To many business owners, outsourcing and offshoring hold the same meaning, which is sending jobs to freelancers who are located in outside countries instead of doing them in-house. Although the terms might be used interchangeably, they have different meanings when inspected closely.
Here are some things that you should know about outsourcing and offshoring:
What is outsourcing?
This refers to any kind of external work that a company commissions another party to do. Is your organization staff worked to the limit? You can outsource as this involves contracting some aspects of your work to third parties such as online freelancers.
Businesses outsource a wide array of processes, tasks, and projects. For instance, some companies outsource their customer support services to third party firms. You can also outsource by hiring contractors to do basic or repetitive tasks.

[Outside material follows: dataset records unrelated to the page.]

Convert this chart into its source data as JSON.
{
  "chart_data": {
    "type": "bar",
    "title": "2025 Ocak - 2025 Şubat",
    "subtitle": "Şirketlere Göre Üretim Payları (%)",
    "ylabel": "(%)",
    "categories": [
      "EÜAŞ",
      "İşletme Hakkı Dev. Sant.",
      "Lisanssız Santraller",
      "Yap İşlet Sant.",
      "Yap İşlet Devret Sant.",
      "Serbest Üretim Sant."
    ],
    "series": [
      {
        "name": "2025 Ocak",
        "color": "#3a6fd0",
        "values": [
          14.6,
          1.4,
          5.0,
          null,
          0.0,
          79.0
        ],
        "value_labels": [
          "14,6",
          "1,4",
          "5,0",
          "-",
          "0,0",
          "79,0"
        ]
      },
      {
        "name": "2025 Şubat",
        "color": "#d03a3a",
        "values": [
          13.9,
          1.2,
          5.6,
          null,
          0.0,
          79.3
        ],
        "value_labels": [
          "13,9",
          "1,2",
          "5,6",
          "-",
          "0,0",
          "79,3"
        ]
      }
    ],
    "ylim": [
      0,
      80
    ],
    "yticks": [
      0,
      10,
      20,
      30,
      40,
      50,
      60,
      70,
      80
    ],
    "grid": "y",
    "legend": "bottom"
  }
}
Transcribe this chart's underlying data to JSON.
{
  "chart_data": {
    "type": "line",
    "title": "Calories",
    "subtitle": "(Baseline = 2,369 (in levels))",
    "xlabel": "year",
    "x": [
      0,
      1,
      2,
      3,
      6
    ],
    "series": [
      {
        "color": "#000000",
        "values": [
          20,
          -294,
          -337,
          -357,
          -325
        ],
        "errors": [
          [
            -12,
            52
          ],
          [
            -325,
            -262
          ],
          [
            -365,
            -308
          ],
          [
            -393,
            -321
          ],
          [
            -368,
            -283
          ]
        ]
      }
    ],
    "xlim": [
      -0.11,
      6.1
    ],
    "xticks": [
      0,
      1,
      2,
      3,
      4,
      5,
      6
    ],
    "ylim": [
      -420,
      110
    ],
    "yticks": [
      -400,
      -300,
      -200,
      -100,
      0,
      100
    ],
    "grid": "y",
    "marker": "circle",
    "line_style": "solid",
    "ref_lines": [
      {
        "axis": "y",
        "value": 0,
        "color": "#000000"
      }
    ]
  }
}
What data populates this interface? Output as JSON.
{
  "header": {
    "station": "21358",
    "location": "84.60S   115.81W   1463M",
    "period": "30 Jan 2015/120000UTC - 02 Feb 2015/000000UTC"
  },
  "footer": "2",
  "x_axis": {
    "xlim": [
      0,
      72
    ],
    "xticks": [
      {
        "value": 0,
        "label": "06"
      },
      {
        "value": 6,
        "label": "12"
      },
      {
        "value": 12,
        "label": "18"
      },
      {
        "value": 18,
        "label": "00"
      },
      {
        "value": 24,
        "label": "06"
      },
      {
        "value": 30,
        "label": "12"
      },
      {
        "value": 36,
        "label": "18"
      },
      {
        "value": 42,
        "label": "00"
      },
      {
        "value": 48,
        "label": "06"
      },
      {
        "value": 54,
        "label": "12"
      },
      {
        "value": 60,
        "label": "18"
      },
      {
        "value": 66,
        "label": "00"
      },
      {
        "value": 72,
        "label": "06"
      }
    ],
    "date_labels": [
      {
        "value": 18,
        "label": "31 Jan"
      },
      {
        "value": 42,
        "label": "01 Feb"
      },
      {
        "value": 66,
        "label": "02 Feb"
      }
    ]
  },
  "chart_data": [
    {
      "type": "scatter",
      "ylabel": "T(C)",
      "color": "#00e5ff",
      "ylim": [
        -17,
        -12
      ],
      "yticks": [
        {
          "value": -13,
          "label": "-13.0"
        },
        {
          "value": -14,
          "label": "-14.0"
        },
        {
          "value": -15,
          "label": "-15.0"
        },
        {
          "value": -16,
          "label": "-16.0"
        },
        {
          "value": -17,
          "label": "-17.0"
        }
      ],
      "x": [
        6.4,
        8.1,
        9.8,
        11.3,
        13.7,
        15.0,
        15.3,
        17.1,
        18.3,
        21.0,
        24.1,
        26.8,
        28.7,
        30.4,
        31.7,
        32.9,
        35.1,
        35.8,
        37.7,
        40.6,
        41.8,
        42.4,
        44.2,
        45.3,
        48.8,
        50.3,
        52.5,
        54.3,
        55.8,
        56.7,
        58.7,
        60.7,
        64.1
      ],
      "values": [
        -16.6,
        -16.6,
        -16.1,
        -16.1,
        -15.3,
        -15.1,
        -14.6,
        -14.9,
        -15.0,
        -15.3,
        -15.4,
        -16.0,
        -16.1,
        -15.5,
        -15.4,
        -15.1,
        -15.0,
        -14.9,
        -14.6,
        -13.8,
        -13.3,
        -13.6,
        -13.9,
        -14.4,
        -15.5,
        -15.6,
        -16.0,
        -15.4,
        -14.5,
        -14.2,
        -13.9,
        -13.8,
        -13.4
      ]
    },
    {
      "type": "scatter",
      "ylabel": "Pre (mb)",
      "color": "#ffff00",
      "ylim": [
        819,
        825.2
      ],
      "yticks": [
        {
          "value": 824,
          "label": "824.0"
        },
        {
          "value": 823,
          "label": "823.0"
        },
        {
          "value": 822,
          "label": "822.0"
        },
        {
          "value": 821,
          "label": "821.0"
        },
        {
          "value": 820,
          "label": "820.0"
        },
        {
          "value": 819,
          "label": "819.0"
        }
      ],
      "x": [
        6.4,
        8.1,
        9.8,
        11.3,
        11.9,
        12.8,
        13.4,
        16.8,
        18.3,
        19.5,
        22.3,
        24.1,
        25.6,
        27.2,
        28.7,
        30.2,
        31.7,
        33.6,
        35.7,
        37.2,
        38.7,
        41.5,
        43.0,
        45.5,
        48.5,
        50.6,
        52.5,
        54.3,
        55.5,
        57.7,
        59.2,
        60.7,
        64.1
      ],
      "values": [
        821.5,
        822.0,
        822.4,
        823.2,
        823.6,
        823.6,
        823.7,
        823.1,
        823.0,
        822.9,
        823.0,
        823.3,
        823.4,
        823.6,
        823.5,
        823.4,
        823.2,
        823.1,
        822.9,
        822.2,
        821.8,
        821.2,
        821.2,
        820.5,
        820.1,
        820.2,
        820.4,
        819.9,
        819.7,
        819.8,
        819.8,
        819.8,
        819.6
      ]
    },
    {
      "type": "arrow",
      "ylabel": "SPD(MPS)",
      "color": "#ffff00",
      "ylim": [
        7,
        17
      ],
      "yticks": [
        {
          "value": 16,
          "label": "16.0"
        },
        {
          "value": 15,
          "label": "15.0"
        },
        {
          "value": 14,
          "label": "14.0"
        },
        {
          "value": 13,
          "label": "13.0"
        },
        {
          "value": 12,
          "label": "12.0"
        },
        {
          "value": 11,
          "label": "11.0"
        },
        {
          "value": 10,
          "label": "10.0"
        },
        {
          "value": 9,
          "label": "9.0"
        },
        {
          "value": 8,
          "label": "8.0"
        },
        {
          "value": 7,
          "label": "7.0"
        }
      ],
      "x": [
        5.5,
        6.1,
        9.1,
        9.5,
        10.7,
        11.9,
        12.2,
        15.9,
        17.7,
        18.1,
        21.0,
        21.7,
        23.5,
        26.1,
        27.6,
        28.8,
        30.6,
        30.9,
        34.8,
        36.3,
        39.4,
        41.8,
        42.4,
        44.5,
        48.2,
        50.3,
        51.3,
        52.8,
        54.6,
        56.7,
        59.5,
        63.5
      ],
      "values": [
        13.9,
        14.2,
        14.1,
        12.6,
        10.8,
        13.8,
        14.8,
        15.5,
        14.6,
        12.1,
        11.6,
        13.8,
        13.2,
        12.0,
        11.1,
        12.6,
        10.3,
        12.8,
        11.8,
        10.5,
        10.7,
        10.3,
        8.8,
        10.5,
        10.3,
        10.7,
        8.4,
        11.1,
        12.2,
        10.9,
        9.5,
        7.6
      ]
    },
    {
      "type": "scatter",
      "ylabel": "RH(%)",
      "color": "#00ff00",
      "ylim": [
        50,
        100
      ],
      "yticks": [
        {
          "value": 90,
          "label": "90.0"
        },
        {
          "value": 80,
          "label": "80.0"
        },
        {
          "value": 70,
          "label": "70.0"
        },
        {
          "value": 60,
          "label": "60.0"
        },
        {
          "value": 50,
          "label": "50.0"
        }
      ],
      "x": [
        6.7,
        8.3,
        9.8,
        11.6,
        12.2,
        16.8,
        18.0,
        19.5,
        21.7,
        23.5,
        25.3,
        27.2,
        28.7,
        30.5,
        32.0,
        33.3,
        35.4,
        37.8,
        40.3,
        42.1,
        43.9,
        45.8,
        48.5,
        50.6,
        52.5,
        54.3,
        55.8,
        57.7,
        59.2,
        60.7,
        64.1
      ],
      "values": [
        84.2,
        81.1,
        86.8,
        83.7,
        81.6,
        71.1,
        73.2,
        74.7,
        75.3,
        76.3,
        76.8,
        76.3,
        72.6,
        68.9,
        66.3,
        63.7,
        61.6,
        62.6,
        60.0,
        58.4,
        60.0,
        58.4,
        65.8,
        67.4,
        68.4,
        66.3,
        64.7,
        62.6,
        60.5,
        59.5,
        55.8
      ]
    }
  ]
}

Technology companies usually outsource development aspects of their business so that the staff can focus on other essential projects. Your company can outsource a large number of processes and tasks to save time, which can be used to do other things. From corporate identity development to design, most of the largest corporations usually outsource some facets of their operations.
What is offshoring?
This typically refers to outsourcing work to different countries. When your business outsources, you can choose to contract within your country or opt for international companies. For instance, if your business is located in the US and you choose contractors from China, this is called offshoring.
While outsourcing is done to access people with advanced skill sets as well as speed up the completion of a task, offshoring is usually done to lower the costs of certain processes or tasks. The majority of large companies usually outsource customer support to other countries in order to reduce costs. In other cases, companies use staff from other companies to finish tasks at a much lower price compared to in-house staff.
The advantages and disadvantages of offshoring vs. outsourcing
When comparing outsourcing versus offshoring, the advantages and disadvantages are:
Run business more efficiently – outsourcing can help your company to complete projects and tasks much faster.
Reduce costs – when you outsource, you only pay for the hours worked. In-house workers usually get paid even if they are not working because nobody monitors their work.
Turn more profit – when you outsource and reduce your operation costs as well as complete projects faster, you will start turning more profit.
Creates time for other things – your staff will spend less time on hands-on projects and start focusing on strategic decisions that will grow your business.
Most of the problems with outsourcing occur when you contract people from other countries. They include:
Communication problems – because offshoring means sending work to foreign countries, there might be some communication barriers. This means that a simple message might get lost in translation.
Culture clashes – foreign countries might have corporate values that are different from those of the western world. Trying to do business without offending the contractors might be a challenge.
Quality control is difficult – being able to control the quality of work being done in a different country is difficult or impossible. This is vastly different from working with an in-house team, which you can oversee and control.
For many businesspersons, offshoring is a controversial topic because some people associate it with overworked and underpaid people. Others argue that it takes good jobs away from skilled people in their country of residence. If you want to offshore or outsource your services, you should weigh the pros and cons of each and make a decision that will benefit your business in the end.